His mouth quirked a little. “True.” Then, as she didn’t say anything but continued to regard him steadily, he grinned. “My turn, you think?”

“Yes, I think so.”

The smile left his face but still lingered in his eyes as he said, “My name is John Champernoun. I came out to Egypt fifteen years ago with the English expedition against Napoleon, and I have been here ever since. At present you might say I am an adviser to the pasha.”

“I see,” she said slowly. Then she frowned a little in concentration. Hadn’t she heard her father speaking once of some “renegade Englishman” who was training Mohammed All’s armies? “What do you do for the pasha?” she asked cautiously.

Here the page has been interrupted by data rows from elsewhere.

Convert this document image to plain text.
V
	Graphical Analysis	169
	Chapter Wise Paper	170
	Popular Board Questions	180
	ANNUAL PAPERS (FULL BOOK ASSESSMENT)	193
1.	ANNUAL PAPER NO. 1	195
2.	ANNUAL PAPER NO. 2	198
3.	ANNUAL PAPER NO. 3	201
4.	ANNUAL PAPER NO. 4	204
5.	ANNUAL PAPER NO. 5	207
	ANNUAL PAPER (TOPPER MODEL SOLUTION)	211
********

“For the past year I’ve been engaged in helping to put down the Wahabi uprising in Arabia. In fact, I haven’t been in Cairo above a week. It was just chance I happened to be at that auction. Khalil Derwish Bey, one of the Mameluke overlords, wished to go, and as I was dining with him I went along to be polite. When I saw you I was convinced you were English.”

It sounded very much to Julianne as if John Champernoun were indeed the renegade her father had condemned so roundly. She replied slowly, “I still don’t quite understand how you were so certain of that. No one else doubted that I was Circassian. I speak Arabic very well.”

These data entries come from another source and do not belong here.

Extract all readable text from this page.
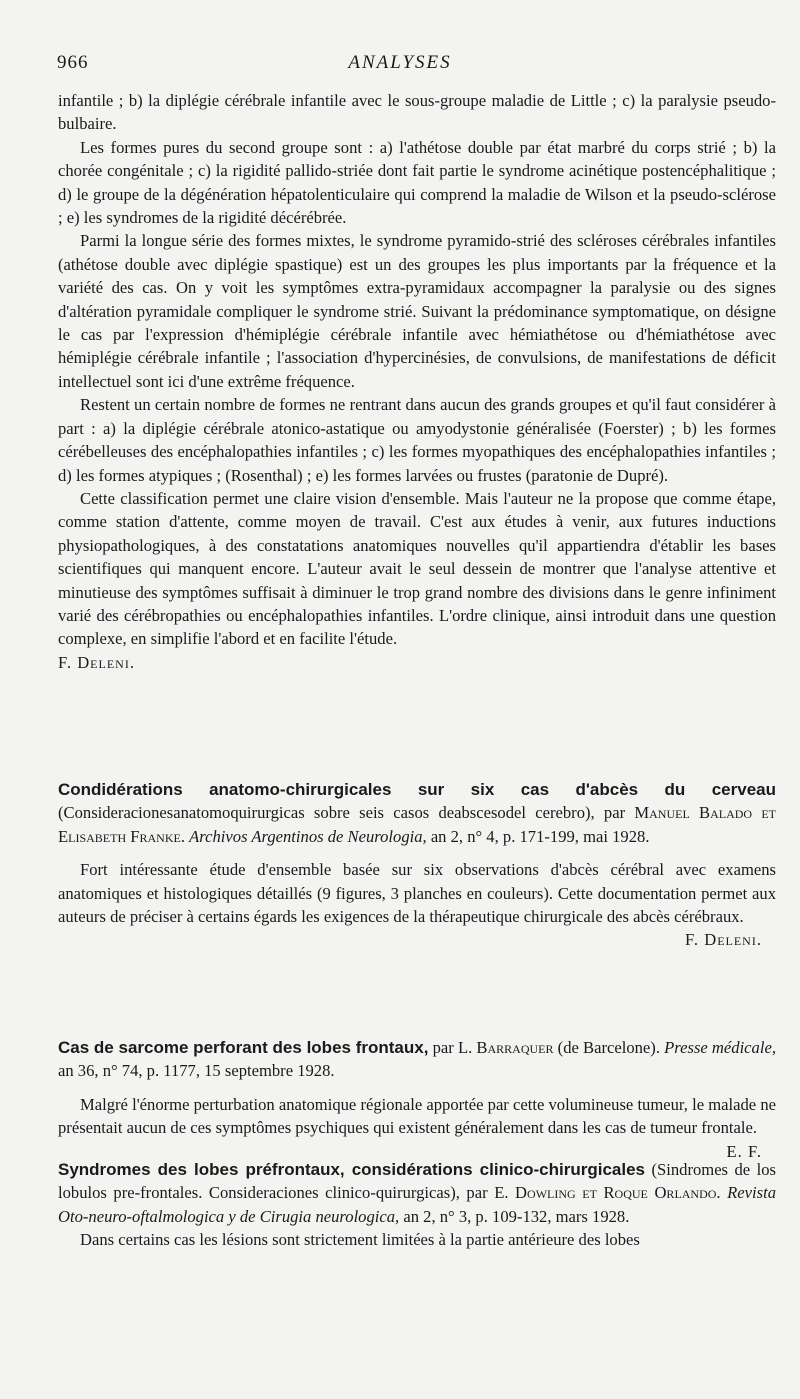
966	ANALYSES

infantile ; b) la diplégie cérébrale infantile avec le sous-groupe maladie de Little ; c) la paralysie pseudo-bulbaire.

Les formes pures du second groupe sont : a) l'athétose double par état marbré du corps strié ; b) la chorée congénitale ; c) la rigidité pallido-striée dont fait partie le syndrome acinétique postencéphalitique ; d) le groupe de la dégénération hépatolenticulaire qui comprend la maladie de Wilson et la pseudo-sclérose ; e) les syndromes de la rigidité décérébrée.

Parmi la longue série des formes mixtes, le syndrome pyramido-strié des scléroses cérébrales infantiles (athétose double avec diplégie spastique) est un des groupes les plus importants par la fréquence et la variété des cas. On y voit les symptômes extra-pyramidaux accompagner la paralysie ou des signes d'altération pyramidale compliquer le syndrome strié. Suivant la prédominance symptomatique, on désigne le cas par l'expression d'hémiplégie cérébrale infantile avec hémiathétose ou d'hémiathétose avec hémiplégie cérébrale infantile ; l'association d'hypercinésies, de convulsions, de manifestations de déficit intellectuel sont ici d'une extrême fréquence.

Restent un certain nombre de formes ne rentrant dans aucun des grands groupes et qu'il faut considérer à part : a) la diplégie cérébrale atonico-astatique ou amyodystonie généralisée (Foerster) ; b) les formes cérébelleuses des encéphalopathies infantiles ; c) les formes myopathiques des encéphalopathies infantiles ; d) les formes atypiques ; (Rosenthal) ; e) les formes larvées ou frustes (paratonie de Dupré).

Cette classification permet une claire vision d'ensemble. Mais l'auteur ne la propose que comme étape, comme station d'attente, comme moyen de travail. C'est aux études à venir, aux futures inductions physiopathologiques, à des constatations anatomiques nouvelles qu'il appartiendra d'établir les bases scientifiques qui manquent encore. L'auteur avait le seul dessein de montrer que l'analyse attentive et minutieuse des symptômes suffisait à diminuer le trop grand nombre des divisions dans le genre infiniment varié des cérébropathies ou encéphalopathies infantiles. L'ordre clinique, ainsi introduit dans une question complexe, en simplifie l'abord et en facilite l'étude.

F. Deleni.

Condidérations anatomo-chirurgicales sur six cas d'abcès du cerveau (Consideracionesanatomoquirurgicas sobre seis casos deabscesodel cerebro), par Manuel Balado et Elisabeth Franke. Archivos Argentinos de Neurologia, an 2, n° 4, p. 171-199, mai 1928.

Fort intéressante étude d'ensemble basée sur six observations d'abcès cérébral avec examens anatomiques et histologiques détaillés (9 figures, 3 planches en couleurs). Cette documentation permet aux auteurs de préciser à certains égards les exigences de la thérapeutique chirurgicale des abcès cérébraux.
F. Deleni.

Cas de sarcome perforant des lobes frontaux, par L. Barraquer (de Barcelone). Presse médicale, an 36, n° 74, p. 1177, 15 septembre 1928.

Malgré l'énorme perturbation anatomique régionale apportée par cette volumineuse tumeur, le malade ne présentait aucun de ces symptômes psychiques qui existent généralement dans les cas de tumeur frontale.
E. F.

Syndromes des lobes préfrontaux, considérations clinico-chirurgicales (Sindromes de los lobulos pre-frontales. Consideraciones clinico-quirurgicas), par E. Dowling et Roque Orlando. Revista Oto-neuro-oftalmologica y de Cirugia neurologica, an 2, n° 3, p. 109-132, mars 1928.

Dans certains cas les lésions sont strictement limitées à la partie antérieure des lobes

“I told you your skin gave you away,” he said in his deep voice. Then, as she opened her mouth to protest again, he continued calmly, “I’m not talking about its color but about its texture. And then, too, there was the expression on your face.”

By now she was feeling extremely puzzled. “My expression?”

“Yes. Aloof, withdrawn,
noli me tangere.
You looked”—his white teeth flashed briefly in amusement—”like a snow queen dressed up as a houri. Not at all Circassian.”

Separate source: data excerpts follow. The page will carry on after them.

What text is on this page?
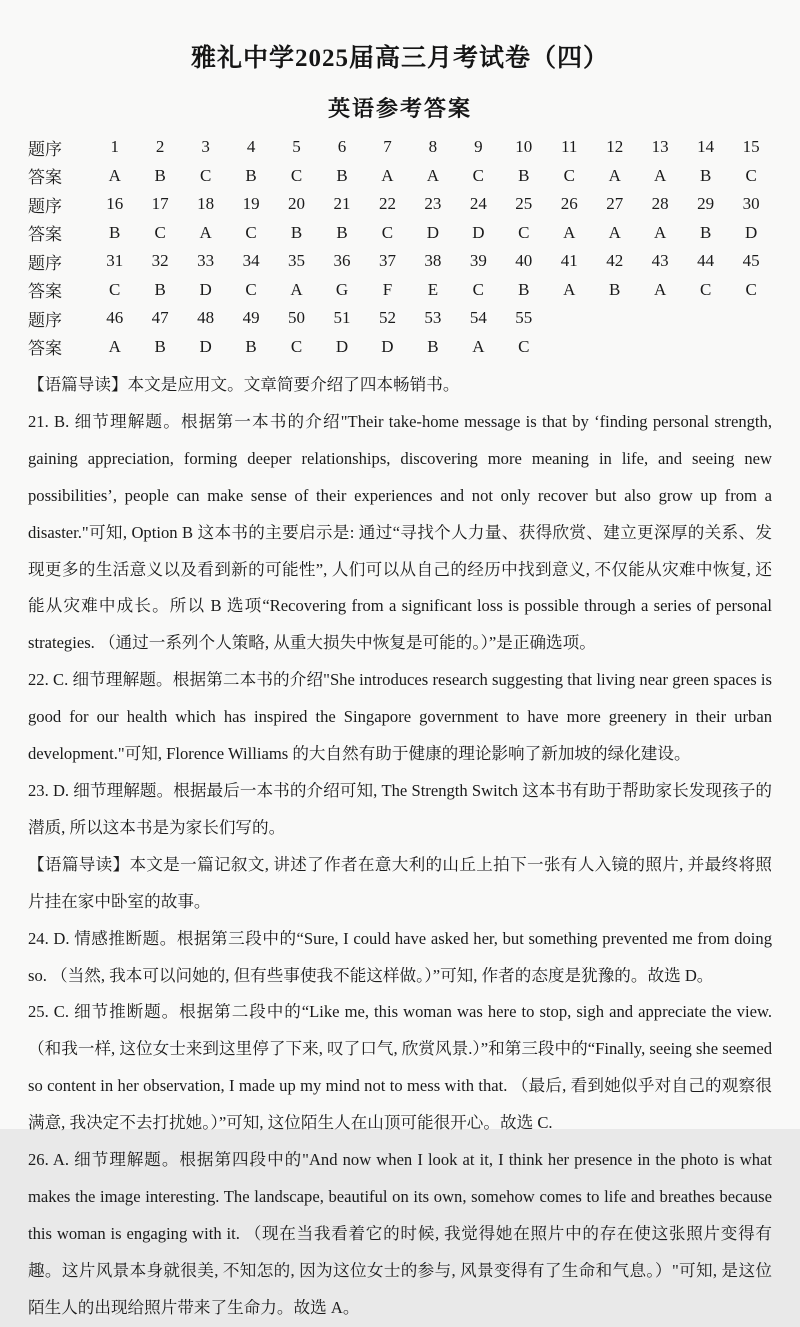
雅礼中学2025届高三月考试卷（四）
英语参考答案
题序	1	2	3	4	5	6	7	8	9	10	11	12	13	14	15
答案	A	B	C	B	C	B	A	A	C	B	C	A	A	B	C
题序	16	17	18	19	20	21	22	23	24	25	26	27	28	29	30
答案	B	C	A	C	B	B	C	D	D	C	A	A	A	B	D
题序	31	32	33	34	35	36	37	38	39	40	41	42	43	44	45
答案	C	B	D	C	A	G	F	E	C	B	A	B	A	C	C
题序	46	47	48	49	50	51	52	53	54	55					
答案	A	B	D	B	C	D	D	B	A	C					

【语篇导读】本文是应用文。文章简要介绍了四本畅销书。

21. B. 细节理解题。根据第一本书的介绍"Their take-home message is that by ‘finding personal strength, gaining appreciation, forming deeper relationships, discovering more meaning in life, and seeing new possibilities’, people can make sense of their experiences and not only recover but also grow up from a disaster."可知, Option B 这本书的主要启示是: 通过“寻找个人力量、获得欣赏、建立更深厚的关系、发现更多的生活意义以及看到新的可能性”, 人们可以从自己的经历中找到意义, 不仅能从灾难中恢复, 还能从灾难中成长。所以 B 选项“Recovering from a significant loss is possible through a series of personal strategies. （通过一系列个人策略, 从重大损失中恢复是可能的。）”是正确选项。

22. C. 细节理解题。根据第二本书的介绍"She introduces research suggesting that living near green spaces is good for our health which has inspired the Singapore government to have more greenery in their urban development."可知, Florence Williams 的大自然有助于健康的理论影响了新加坡的绿化建设。

23. D. 细节理解题。根据最后一本书的介绍可知, The Strength Switch 这本书有助于帮助家长发现孩子的潜质, 所以这本书是为家长们写的。

【语篇导读】本文是一篇记叙文, 讲述了作者在意大利的山丘上拍下一张有人入镜的照片, 并最终将照片挂在家中卧室的故事。

24. D. 情感推断题。根据第三段中的“Sure, I could have asked her, but something prevented me from doing so. （当然, 我本可以问她的, 但有些事使我不能这样做。）”可知, 作者的态度是犹豫的。故选 D。

25. C. 细节推断题。根据第二段中的“Like me, this woman was here to stop, sigh and appreciate the view. （和我一样, 这位女士来到这里停了下来, 叹了口气, 欣赏风景.）”和第三段中的“Finally, seeing she seemed so content in her observation, I made up my mind not to mess with that. （最后, 看到她似乎对自己的观察很满意, 我决定不去打扰她。）”可知, 这位陌生人在山顶可能很开心。故选 C.

26. A. 细节理解题。根据第四段中的"And now when I look at it, I think her presence in the photo is what makes the image interesting. The landscape, beautiful on its own, somehow comes to life and breathes because this woman is engaging with it. （现在当我看着它的时候, 我觉得她在照片中的存在使这张照片变得有趣。这片风景本身就很美, 不知怎的, 因为这位女士的参与, 风景变得有了生命和气息。）"可知, 是这位陌生人的出现给照片带来了生命力。故选 A。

The corners of Julianne’s mouth deepened in acknowledgment. “I was not enjoying myself.”

“No, I don’t imagine you were.” He rose to his feet with easy, animal grace. “Well, I suppose I shall have to see about shipping you home to England. You have someone to go to, I presume.”

“Yes, my grandmother.” She rose too and was again surprised by how tall he was—taller even than her father had been.

“One thing still puzzles me,” he said now. “Why did you conceal the fact that you were English? The pasha is anxious to remain on friendly terms with England. He would have had very good reason to see you safely restored to your noble relations.”

She looked at him skeptically. “The last time I was in Cairo, Mr. Champernoun, there was a great deal of alarming talk about how Mohammed Ali had beaten the English at Alexandria and then ridden his horse in a triumphal procession between the chained bodies of captive English soldiers who were waiting to be sold into slavery. I did not think my nationality would gain me any sympathy with the pasha or his supporters.”

His sunburned features looked grim. “Did you hear that story in Cairo or in London?”

“I ...” She frowned in concentration and thought back. “It was in London, I suppose,” she finally said slowly. “But there was an ugly anti-English sentiment in Cairo when we arrived. Of that I am certain.”